Germany has been shocked by the death of a former young and promising footballer, who was reportedly killed in the Syrian civil war after quitting football for jihad.
Burak Karan, 26, was killed during a bombing by government forces in the town of Azaz, near the Turkish border in October.
A few years ago he was playing football alongside some of Germany's current brightest football stars, including Real Madrid's Sami Khedira and Schalke 04's Kevin-Prince Boateng.
The son of Turkish immigrants, Karan, grew up in Wuppertal, North Rhine-Westphalia, in industrial north western Germany.
A talented fullback, he played in the youth team of several Germany's Bundesliga clubs, such as Hamburg and Hannover 96.

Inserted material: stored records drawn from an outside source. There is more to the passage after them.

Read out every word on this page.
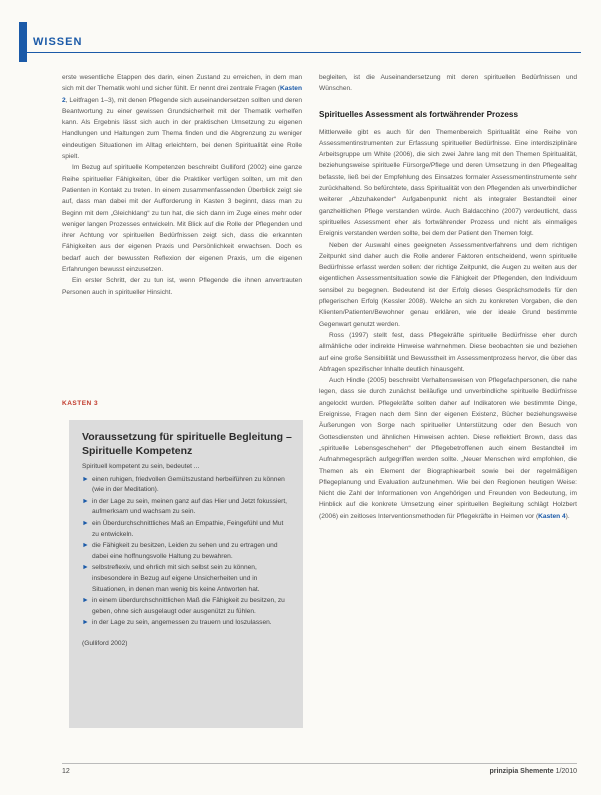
WISSEN

erste wesentliche Etappen des darin, einen Zustand zu erreichen, in dem man sich mit der Thematik wohl und sicher fühlt. Er nennt drei zentrale Fragen (Kasten 2, Leitfragen 1–3), mit denen Pflegende sich auseinandersetzen sollten und deren Beantwortung zu einer gewissen Grundsicherheit mit der Thematik verhelfen kann. Als Ergebnis lässt sich auch in der praktischen Umsetzung zu eigenen Handlungen und Haltungen zum Thema finden und die Abgrenzung zu weniger eindeutigen Situationen im Alltag erleichtern, bei denen Spiritualität eine Rolle spielt.

Im Bezug auf spirituelle Kompetenzen beschreibt Gulliford (2002) eine ganze Reihe spiritueller Fähigkeiten, über die Praktiker verfügen sollten, um mit den Patienten in Kontakt zu treten. In einem zusammenfassenden Überblick zeigt sie auf, dass man dabei mit der Aufforderung in Kasten 3 beginnt, dass man zu Beginn mit dem „Gleichklang“ zu tun hat, die sich dann im Zuge eines mehr oder weniger langen Prozesses entwickeln. Mit Blick auf die Rolle der Pflegenden und ihrer Achtung vor spirituellen Bedürfnissen zeigt sich, dass die erkannten Fähigkeiten aus der eigenen Praxis und Persönlichkeit erwachsen. Doch es bedarf auch der bewussten Reflexion der eigenen Praxis, um die eigenen Erfahrungen bewusst einzusetzen.

Ein erster Schritt, der zu tun ist, wenn Pflegende die ihnen anvertrauten Personen auch in spiritueller Hinsicht.

KASTEN 3
Voraussetzung für spirituelle Begleitung – Spirituelle Kompetenz

Spirituell kompetent zu sein, bedeutet ...

► einen ruhigen, friedvollen Gemütszustand herbeiführen zu können (wie in der Meditation).
► in der Lage zu sein, meinen ganz auf das Hier und Jetzt fokussiert, aufmerksam und wachsam zu sein.
► ein Überdurchschnittliches Maß an Empathie, Feingefühl und Mut zu entwickeln.
► die Fähigkeit zu besitzen, Leiden zu sehen und zu ertragen und dabei eine hoffnungsvolle Haltung zu bewahren.
► selbstreflexiv, und ehrlich mit sich selbst sein zu können, insbesondere in Bezug auf eigene Unsicherheiten und in Situationen, in denen man wenig bis keine Antworten hat.
► in einem überdurchschnittlichen Maß die Fähigkeit zu besitzen, zu geben, ohne sich ausgelaugt oder ausgenützt zu fühlen.
► in der Lage zu sein, angemessen zu trauern und loszulassen.

(Gulliford 2002)

begleiten, ist die Auseinandersetzung mit deren spirituellen Bedürfnissen und Wünschen.

Spirituelles Assessment als fortwährender Prozess

Mittlerweile gibt es auch für den Themenbereich Spiritualität eine Reihe von Assessmentinstrumenten zur Erfassung spiritueller Bedürfnisse. Eine interdisziplinäre Arbeitsgruppe um White (2006), die sich zwei Jahre lang mit den Themen Spiritualität, beziehungsweise spirituelle Fürsorge/Pflege und deren Umsetzung in den Pflegealltag befasste, ließ bei der Empfehlung des Einsatzes formaler Assessmentinstrumente sehr zurückhaltend. So befürchtete, dass Spiritualität von den Pflegenden als unverbindlicher weiterer „Abzuhakender“ Aufgabenpunkt nicht als integraler Bestandteil einer ganzheitlichen Pflege verstanden würde. Auch Baldacchino (2007) verdeutlicht, dass spirituelles Assessment eher als fortwährender Prozess und nicht als einmaliges Ereignis verstanden werden sollte, bei dem der Patient den Themen folgt.

Neben der Auswahl eines geeigneten Assessmentverfahrens und dem richtigen Zeitpunkt sind daher auch die Rolle anderer Faktoren entscheidend, wenn spirituelle Bedürfnisse erfasst werden sollen: der richtige Zeitpunkt, die Augen zu weiten aus der eigentlichen Assessmentsituation sowie die Fähigkeit der Pflegenden, den Individuum sensibel zu begegnen. Bedeutend ist der Erfolg dieses Gesprächsmodells für den pflegerischen Erfolg (Kessler 2008). Welche an sich zu konkreten Vorgaben, die den Klienten/Patienten/Bewohner genau erklären, wie der ideale Grund bestimmte Gegenwart genutzt werden.

Ross (1997) stellt fest, dass Pflegekräfte spirituelle Bedürfnisse eher durch allmähliche oder indirekte Hinweise wahrnehmen. Diese beobachten sie und beziehen auf eine große Sensibilität und Bewusstheit im Assessmentprozess hervor, die über das Abfragen spezifischer Inhalte deutlich hinausgeht.

Auch Hindle (2005) beschreibt Verhaltensweisen von Pflegefachpersonen, die nahe legen, dass sie durch zunächst beiläufige und unverbindliche spirituelle Bedürfnisse angelockt wurden. Pflegekräfte sollten daher auf Indikatoren wie bestimmte Dinge, Ereignisse, Fragen nach dem Sinn der eigenen Existenz, Bücher beziehungsweise Äußerungen von Sorge nach spiritueller Unterstützung oder den Besuch von Gottesdiensten und ähnlichen Hinweisen achten. Diese reflektiert Brown, dass das „spirituelle Lebensgeschehen“ der Pflegebetroffenen auch einem Bestandteil im Aufnahmegespräch aufgegriffen werden sollte. „Neuer Menschen wird empfohlen, die Themen als ein Element der Biographiearbeit sowie bei der regelmäßigen Pflegeplanung und Evaluation aufzunehmen. Wie bei den Regionen heutigen Weise: Nicht die Zahl der Informationen von Angehörigen und Freunden von Bedeutung, im Hinblick auf die konkrete Umsetzung einer spirituellen Begleitung schlägt Holzbert (2006) ein zeitloses Interventionsmethoden für Pflegekräfte in Heimen vor (Kasten 4).

12	prinzipia Shemente 1/2010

Karan eventually made his way up to the national team, collecting a few caps for the U17 and U16 sides.
However football money and fame were not appealing to the young Muslim man.
"Money and a career were not important to him," his brother Mustafa told Bild newspaper.
Marcus Olm, his former coach at Hannover 96 said Karan was deeply religious and used to pray five-times a day in accordance to the teachings of Islam.
"No matter if we were training or on an away trip, five times a day he retired and prayed towards Mecca," Olm told Die Welt newspaper. "He was also a cheerful guy, one with who it was easy to have fun."
Karan began searching the internet for videos from warzones and ways to "help his [Muslim] brothers", his brother said.
"He was confused, and filled with sadness for the victims," Mustafa Karan said.
In 2008, aged 20, Karan quitted football and became more deeply involved in religion.
He started to hang out with a group of radical Islamists who gravitated around Wuppertal's mosque.
Among them was Emrah Erdogan, a German national of Turkish origin, who was arrested earlier this year in Tanzania in relation to the deadly terrorist attack at a shopping centre in Nairobi, Kenya.
As Karan became more radicalised, German authorities added his name to a watch list.
In 2013 he arrived in Syria where he was later joined by his 23-year-old wife and two children, aged three and 10 months.
A YouTube video praising the rebellion against Syrian dictator Bashar al-Assad, which was posted after Karan's death, shows photos of the former footballer sporting a long beard and holding a rifle.
"He had to leave his home to fight the injustice of Bashar al-Assad," the caption read. "May Allah accept him and protect his wife, children and family."
Mustafa Karan denied his brother had gone to Syria as a jihadi fighter but maintained he was carrying out charitable activities to help Syrian struggling in the two-year conflict.
"He was only armed to protect his vehicles," his brother said.
German authorities have opened an investigation to probe whether Karan supported a foreign terrorist network.
"This is shocking news to me," said Karan's former team mate Michael Görlitz. "It's a tragedy."